Mengajarkan Sportivitas Kepada Anak

Posted by Aisyah Team 07/08/2017 0 Comment(s)

 

Mengajarkan Bagaimana Anak Berkompetisi

 

Satu minggu berlalu semenjak memasuki Agustus, sebentar lagi akan ada perayaan tahunan untuk memperingati hari kemerdekaan Indonesia. Dan seperti kita ketahui, biasanya hari itu akan diisi dengan berbagai perlombaan yang diadakan di setiap tempat. Tidak terkecuali di sekolah anak Anda. Memang bukan lomba yang serius, semua dilaksanakan just for fun.
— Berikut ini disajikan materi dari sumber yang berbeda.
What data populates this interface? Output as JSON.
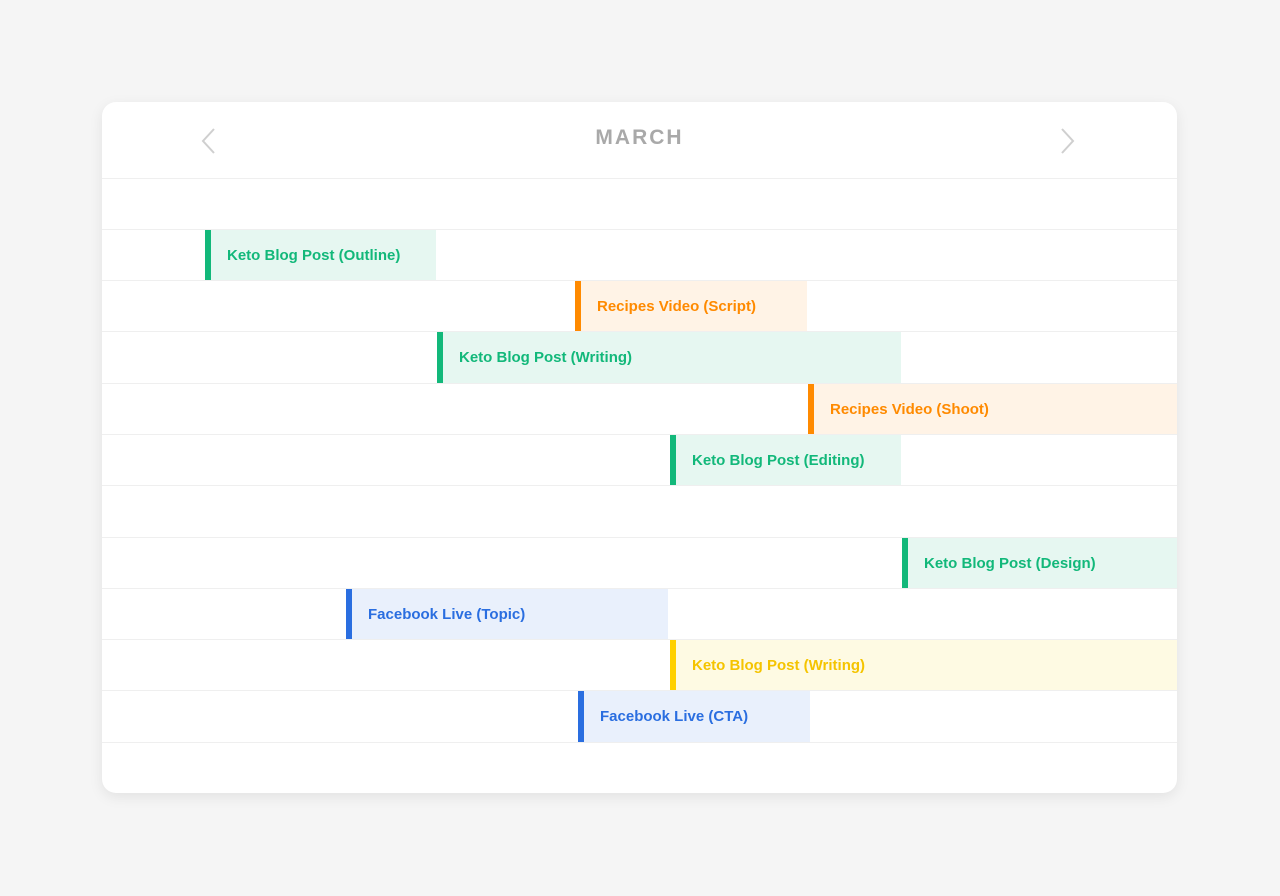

Tetapi jangan lewatkan kesempatan ini untuk kembali menanamkan nilai moral yang bisa menambah value of life kepada anak Anda, salah satunya adalah tentang sprotivitas.
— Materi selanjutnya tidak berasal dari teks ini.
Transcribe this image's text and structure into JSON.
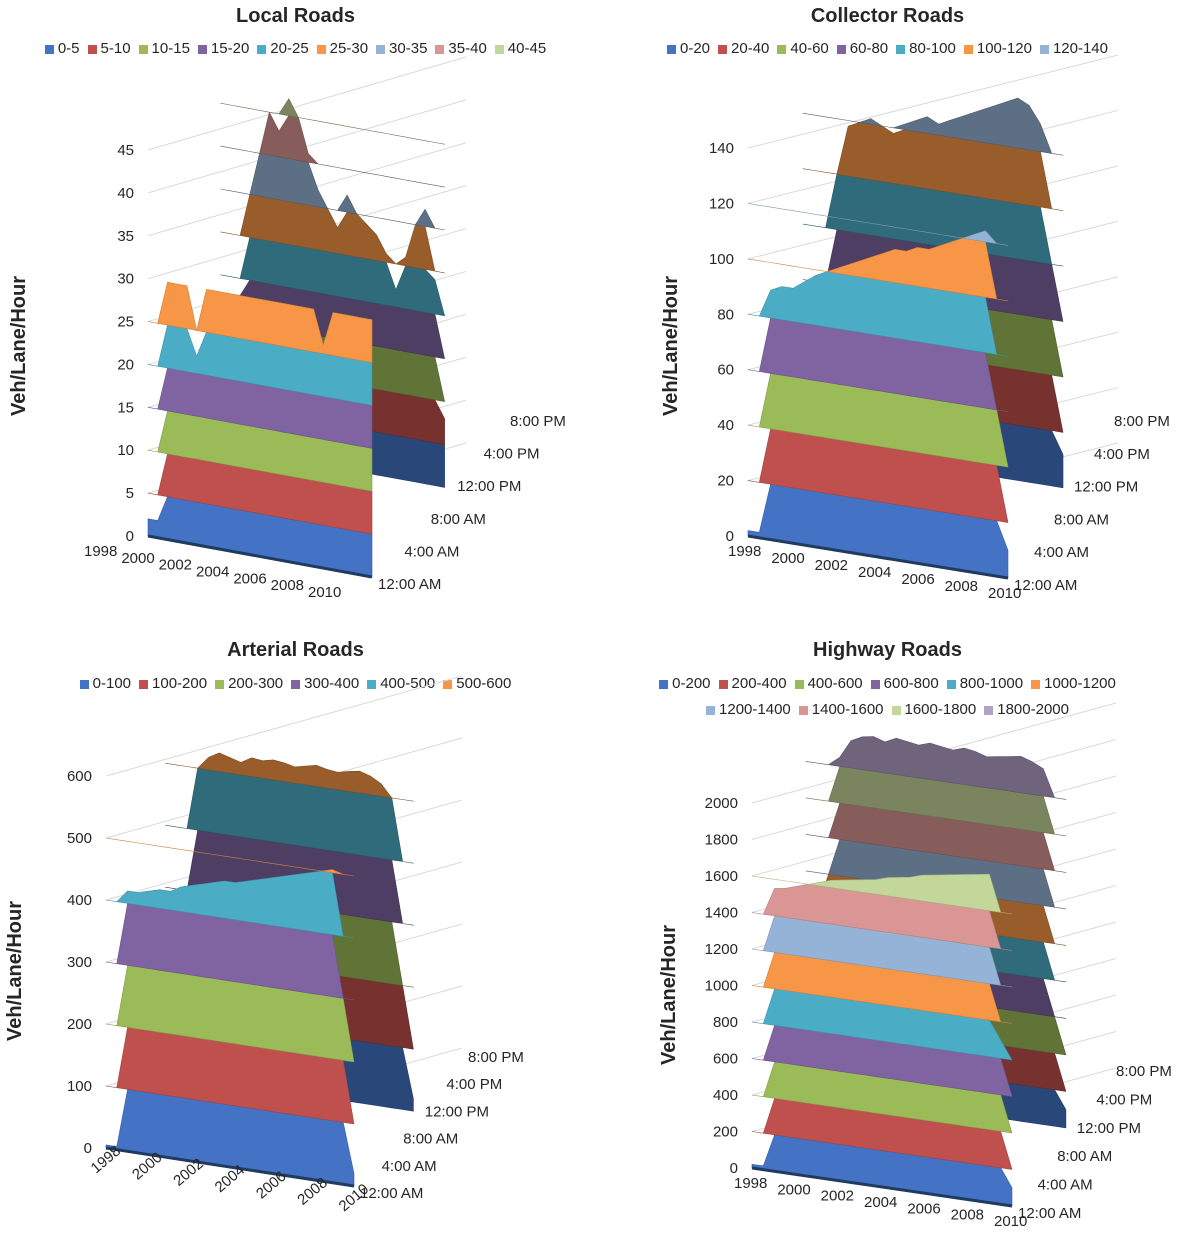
{
  "ylabel": "Veh/Lane/Hour",
  "x_years": [
    "1998",
    "2000",
    "2002",
    "2004",
    "2006",
    "2008",
    "2010"
  ],
  "z_times": [
    "12:00 AM",
    "4:00 AM",
    "8:00 AM",
    "12:00 PM",
    "4:00 PM",
    "8:00 PM"
  ],
  "chart_data": [
    {
      "type": "surface",
      "title": "Local Roads",
      "xlabel": "",
      "ylabel": "Veh/Lane/Hour",
      "x": [
        "1998",
        "2000",
        "2002",
        "2004",
        "2006",
        "2008",
        "2010"
      ],
      "z": [
        "12:00 AM",
        "4:00 AM",
        "8:00 AM",
        "12:00 PM",
        "4:00 PM",
        "8:00 PM"
      ],
      "y_ticks": [
        0,
        5,
        10,
        15,
        20,
        25,
        30,
        35,
        40,
        45
      ],
      "ylim": [
        0,
        45
      ],
      "legend": [
        "0-5",
        "5-10",
        "10-15",
        "15-20",
        "20-25",
        "25-30",
        "30-35",
        "35-40",
        "40-45"
      ],
      "colors": [
        "#4472c4",
        "#c0504d",
        "#9bbb59",
        "#8064a2",
        "#4bacc6",
        "#f79646",
        "#95b3d7",
        "#da9694",
        "#c4d79b"
      ],
      "profile_front": [
        2,
        2,
        30,
        30,
        30,
        22,
        30,
        30,
        30,
        30,
        30,
        30,
        30,
        30,
        30,
        30,
        30,
        30,
        26,
        30,
        30,
        30,
        30,
        30
      ],
      "profile_back": [
        2,
        2,
        18,
        30,
        35,
        40,
        38,
        42,
        40,
        36,
        32,
        30,
        28,
        32,
        30,
        29,
        28,
        26,
        22,
        26,
        30,
        32,
        24,
        8
      ]
    },
    {
      "type": "surface",
      "title": "Collector Roads",
      "xlabel": "",
      "ylabel": "Veh/Lane/Hour",
      "x": [
        "1998",
        "2000",
        "2002",
        "2004",
        "2006",
        "2008",
        "2010"
      ],
      "z": [
        "12:00 AM",
        "4:00 AM",
        "8:00 AM",
        "12:00 PM",
        "4:00 PM",
        "8:00 PM"
      ],
      "y_ticks": [
        0,
        20,
        40,
        60,
        80,
        100,
        120,
        140
      ],
      "ylim": [
        0,
        140
      ],
      "legend": [
        "0-20",
        "20-40",
        "40-60",
        "60-80",
        "80-100",
        "100-120",
        "120-140"
      ],
      "colors": [
        "#4472c4",
        "#c0504d",
        "#9bbb59",
        "#8064a2",
        "#4bacc6",
        "#f79646",
        "#95b3d7"
      ],
      "profile_front": [
        2,
        2,
        90,
        92,
        92,
        95,
        98,
        100,
        102,
        104,
        106,
        108,
        110,
        112,
        112,
        114,
        114,
        116,
        118,
        120,
        122,
        124,
        60,
        10
      ],
      "profile_back": [
        2,
        2,
        60,
        100,
        118,
        120,
        122,
        120,
        118,
        122,
        124,
        126,
        124,
        126,
        128,
        130,
        132,
        134,
        136,
        138,
        136,
        130,
        80,
        12
      ]
    },
    {
      "type": "surface",
      "title": "Arterial Roads",
      "xlabel": "",
      "ylabel": "Veh/Lane/Hour",
      "x": [
        "1998",
        "2000",
        "2002",
        "2004",
        "2006",
        "2008",
        "2010"
      ],
      "z": [
        "12:00 AM",
        "4:00 AM",
        "8:00 AM",
        "12:00 PM",
        "4:00 PM",
        "8:00 PM"
      ],
      "y_ticks": [
        0,
        100,
        200,
        300,
        400,
        500,
        600
      ],
      "ylim": [
        0,
        600
      ],
      "legend": [
        "0-100",
        "100-200",
        "200-300",
        "300-400",
        "400-500",
        "500-600"
      ],
      "colors": [
        "#4472c4",
        "#c0504d",
        "#9bbb59",
        "#8064a2",
        "#4bacc6",
        "#f79646"
      ],
      "profile_front": [
        5,
        5,
        420,
        420,
        425,
        430,
        430,
        440,
        445,
        450,
        455,
        460,
        460,
        465,
        470,
        475,
        480,
        485,
        490,
        495,
        500,
        505,
        300,
        20
      ],
      "profile_back": [
        5,
        5,
        300,
        500,
        520,
        530,
        525,
        520,
        530,
        528,
        532,
        530,
        526,
        530,
        534,
        530,
        528,
        532,
        535,
        530,
        520,
        500,
        200,
        20
      ]
    },
    {
      "type": "surface",
      "title": "Highway Roads",
      "xlabel": "",
      "ylabel": "Veh/Lane/Hour",
      "x": [
        "1998",
        "2000",
        "2002",
        "2004",
        "2006",
        "2008",
        "2010"
      ],
      "z": [
        "12:00 AM",
        "4:00 AM",
        "8:00 AM",
        "12:00 PM",
        "4:00 PM",
        "8:00 PM"
      ],
      "y_ticks": [
        0,
        200,
        400,
        600,
        800,
        1000,
        1200,
        1400,
        1600,
        1800,
        2000
      ],
      "ylim": [
        0,
        2000
      ],
      "legend": [
        "0-200",
        "200-400",
        "400-600",
        "600-800",
        "800-1000",
        "1000-1200",
        "1200-1400",
        "1400-1600",
        "1600-1800",
        "1800-2000"
      ],
      "colors": [
        "#4472c4",
        "#c0504d",
        "#9bbb59",
        "#8064a2",
        "#4bacc6",
        "#f79646",
        "#95b3d7",
        "#da9694",
        "#c4d79b",
        "#b3a2c7"
      ],
      "profile_front": [
        20,
        20,
        1550,
        1560,
        1580,
        1600,
        1620,
        1640,
        1650,
        1660,
        1670,
        1680,
        1700,
        1710,
        1720,
        1740,
        1750,
        1760,
        1770,
        1780,
        1790,
        1800,
        900,
        100
      ],
      "profile_back": [
        20,
        20,
        1200,
        1850,
        1950,
        1980,
        1990,
        1970,
        2000,
        1990,
        1980,
        2000,
        1990,
        1980,
        2000,
        1990,
        1970,
        1980,
        1990,
        2000,
        1980,
        1950,
        600,
        100
      ]
    }
  ]
}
Berikut akan dijabarkan beberapa poin yang bisa Anda tanamkan kepada anak Anda untuk menjadikan si buah hati bisa lebih mengenal apa itu sikap sportif dalam kesehariannya.

 

Ada menang dan kalah

Beritahu anak Anda jika dalam semua perlombaan ada menang dan kalah. Saran dari Wendy Middlemiss, Ph.D, Profesor Psikologi Pendidikan di University of North Texas, AS, adalah kita tidak usah senang secara berlebihan ketika anak menjadi pemenang dan tidak menunjukan kekecewaan yang berlarut ketika anak kalah.

 

Kenalkan proses kepada anak Anda

Jelaskan kepada anak bahwa kemenangan adalah tujuan, tetapi kekalahan bukan akhir dari segalanya. Selalu dukung anak Anda apapun hasil dari kompetisi yang ia ikuti.

 

Dr. Sylvia Rimm, Ph.D, dari Family Achievement Clinic Educational Assessment Service, Inc., menyarankan agar Anda mengatakan, “Ayah dan Ibu senang karena kamu mau mencoba sebaik mungkin.” Ini akan membuat si kecil lebih bisa melupakan aura kompetisi dari kegiatannya dan lebih fokus untuk memberikan hasil terbaik dari yang ia bisa. Dengan begitu, sedikit demi sedikit si kecil akan mulai belajar bahwa tidak akan ada hasil tanpa proses. Ketika usaha yang dilakukannya sudah maksimal tetapi belum berhasil menjadi yang terbaik, ia akan lebih bersemangat untuk kembali melatih kemampuannya daripada merenungi kekalahannya.

 

Biarkan anak menikmati lomba

Jangan berikan anak Anda beban dengan memintanya selalu menang di semua kompetisi yang ia ikuti. Biarkan anak Anda menikmati keceriaan dalam kompetisi yang ia lakukan bersama teman-temannya.

 

Katakan saja kepada anak Anda “Just enjoy the game!”  Beritahu dia selama dia fokus untuk lomba yang sedang ia kerjakan, apapun hasil akhirnya itu adalah yang terbaik bagi Anda sebagai orang tuanya.

 

Jadilah contoh

Ini hal terpenting yang harus Anda ajarkan kepada anak Anda. Ketika semua pemahaman secara teori belum bisa sepenuhnya dimengerti oleh anak. Jadilah contoh untuknya, misal dengan Anda mengikuti perlombaan di lingkungan Anda dan tunjukan bahwa Anda selalu berusaha mengikuti kompetisi sebaik mungkin, menikmati segala proses kompetisinya dan menerima hasil akhir kompetisi dengan bijak dan lapang dada. Tidak menyombongkan kemenangan dan tidak meratapi kekalahan.

 

Karena mau bagaimanapun, contoh pertama untuk anak adalah orang tua nya. Semakin dia melihat sikap orang tua nya semakin besar chance untuk anak mengikuti apa yang orang tua nya tunjukan. Dan pada akhirnya, yang terpenting dari semua kompetisi adalah bukan mengalahkan lawan tanding, tetapi bagaimana anak Anda bisa berlatih untuk mengalahkan dirinya sendiri sebagai bentuk value of life yang sesungguhnya.